Resnick wrote a letter to Feinstein that contends that federal efforts to restore the Delta's endangered salmon and shad fisheries were "exacerbating the state's severe drought" because they reduced the water that could be used for crops.

Feinstein forwarded the letter to two U.S. Cabinet secretaries, calling on the administration to spend $750,000 on a reappraisal of Delta environmental policy. Shortly afterward, the Obama administration OK'd the review.

According to the California Watch article, Resnick's letter had more behind it than the power of its arguments. As with many politicians, Feinstein's approach on some policies is heavily influenced by relationships.

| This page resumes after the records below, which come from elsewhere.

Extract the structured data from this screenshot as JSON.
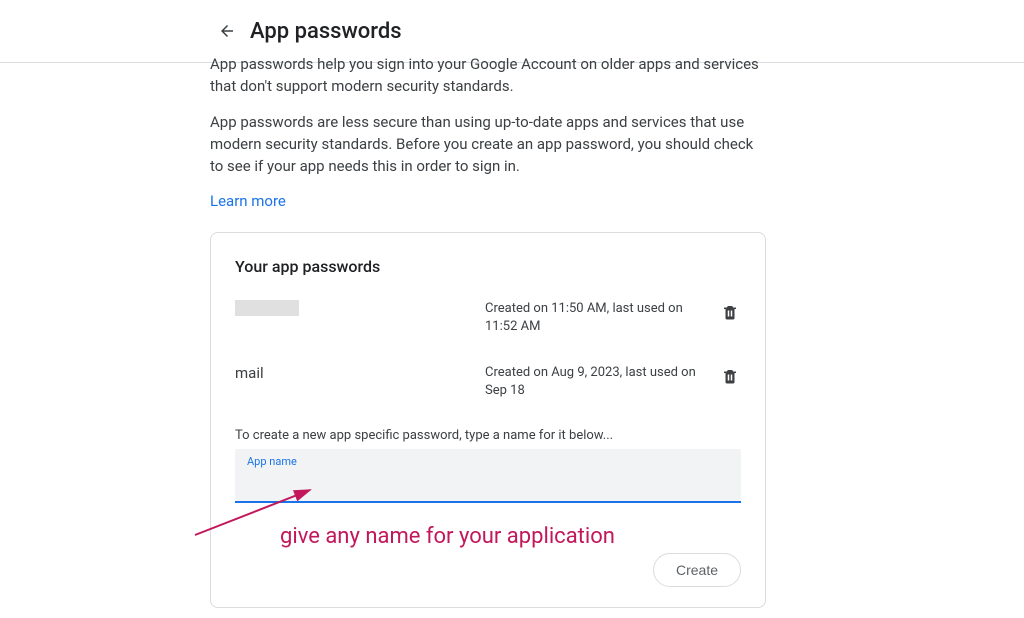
{
  "header": {
    "title": "App passwords"
  },
  "intro": {
    "p1": "App passwords help you sign into your Google Account on older apps and services that don't support modern security standards.",
    "p2": "App passwords are less secure than using up-to-date apps and services that use modern security standards. Before you create an app password, you should check to see if your app needs this in order to sign in.",
    "learn": "Learn more"
  },
  "card": {
    "title": "Your app passwords",
    "rows": [
      {
        "name": "",
        "meta": "Created on 11:50 AM, last used on 11:52 AM"
      },
      {
        "name": "mail",
        "meta": "Created on Aug 9, 2023, last used on Sep 18"
      }
    ],
    "create_hint": "To create a new app specific password, type a name for it below...",
    "input_label": "App name",
    "create_button": "Create"
  },
  "annotation": {
    "text": "give any name for your application"
  }
}
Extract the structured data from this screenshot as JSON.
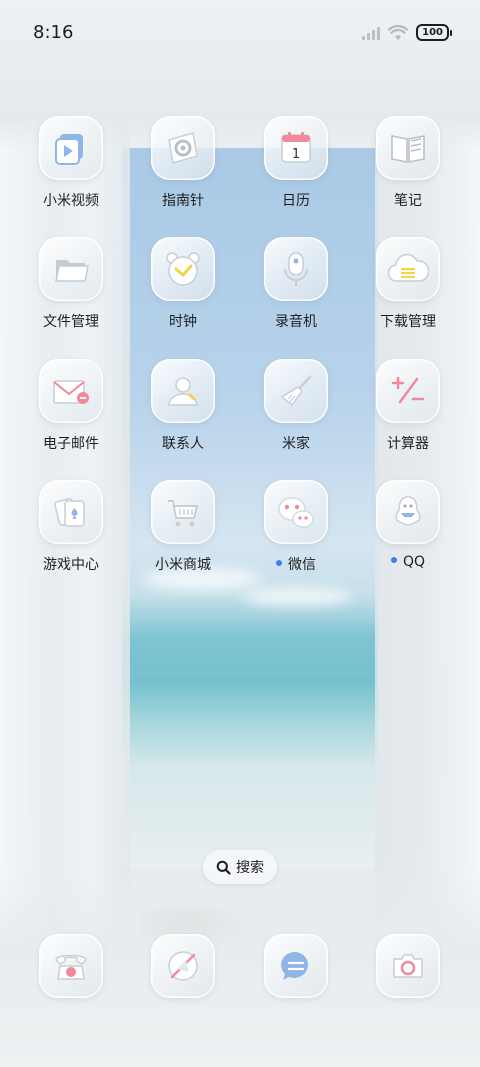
{
  "status_bar": {
    "time": "8:16",
    "battery": "100"
  },
  "apps": [
    {
      "label": "小米视频",
      "icon": "video-play-icon",
      "dot": false
    },
    {
      "label": "指南针",
      "icon": "compass-icon",
      "dot": false
    },
    {
      "label": "日历",
      "icon": "calendar-icon",
      "calendar_day": "1",
      "dot": false
    },
    {
      "label": "笔记",
      "icon": "notes-book-icon",
      "dot": false
    },
    {
      "label": "文件管理",
      "icon": "folder-icon",
      "dot": false
    },
    {
      "label": "时钟",
      "icon": "alarm-clock-icon",
      "dot": false
    },
    {
      "label": "录音机",
      "icon": "microphone-icon",
      "dot": false
    },
    {
      "label": "下载管理",
      "icon": "cloud-download-icon",
      "dot": false
    },
    {
      "label": "电子邮件",
      "icon": "mail-icon",
      "dot": false
    },
    {
      "label": "联系人",
      "icon": "contact-icon",
      "dot": false
    },
    {
      "label": "米家",
      "icon": "broom-icon",
      "dot": false
    },
    {
      "label": "计算器",
      "icon": "calculator-icon",
      "dot": false
    },
    {
      "label": "游戏中心",
      "icon": "playing-cards-icon",
      "dot": false
    },
    {
      "label": "小米商城",
      "icon": "shopping-cart-icon",
      "dot": false
    },
    {
      "label": "微信",
      "icon": "wechat-icon",
      "dot": true
    },
    {
      "label": "QQ",
      "icon": "qq-penguin-icon",
      "dot": true
    }
  ],
  "search": {
    "label": "搜索"
  },
  "dock": [
    {
      "icon": "phone-icon"
    },
    {
      "icon": "browser-compass-icon"
    },
    {
      "icon": "message-bubble-icon"
    },
    {
      "icon": "camera-icon"
    }
  ],
  "colors": {
    "accent_dot": "#3a7ef6",
    "icon_pink": "#f08a9b",
    "icon_blue": "#8fb6e6",
    "icon_yellow": "#f2d24a"
  }
}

Her relationship with Resnick is both political and personal. Financially, Resnick has been a major player in state politics for nearly two decades. He, his wife and executives of his firms have made nearly $4 million in political contributions since 1993. Feinstein was one of the manypoliticians in both parties to benefit from that largesse - receiving $29,000 for her own campaigns, with $246,000 more given to Democratic political committees in years she has sought re-election.

Beyond that, the two are friends. Resnick held a party in Feinstein's honor at his Beverly Hills home, and he and his wife hosted Feinstein in Aspen over New Year's.

None of this is unusual or necessarily unethical. But it would behoove Feinstein, and the state she represents, if she spent as much personal time with dry-docked salmon fishermenas corporate farmers who have a fairly limited view on the subject of water. The salmon fishermen's claim on the water flows that course though the Delta is just as compelling as agriculture's.

It might be more so. The Central Valley and the Trinity River were once prolific producers of salmon. But diversions of water - including those that helped the San Joaquin Valley bloom - have harmed salmon and the fishing families that depend on those fish.

No doubt, ocean conditions and other mysterious factors have hurt salmon stocks on the West Coast. But the loss of salmon has been steady over decades, coinciding with increased diversions from waterways such as the Sacramento River.

Feinstein, who has long been an environmental advocate on many fronts, is key in helping the state balance these interests. She has done this many times in the past.

Environmentalists credit her with playing a valuable role, for instance, in a pact that is returning water to the San Joaquin River.

To take that same constructive approach in the Delta, she must forge ties with all the players, including the beleaguered fishermen and Indian tribes of the North Coast.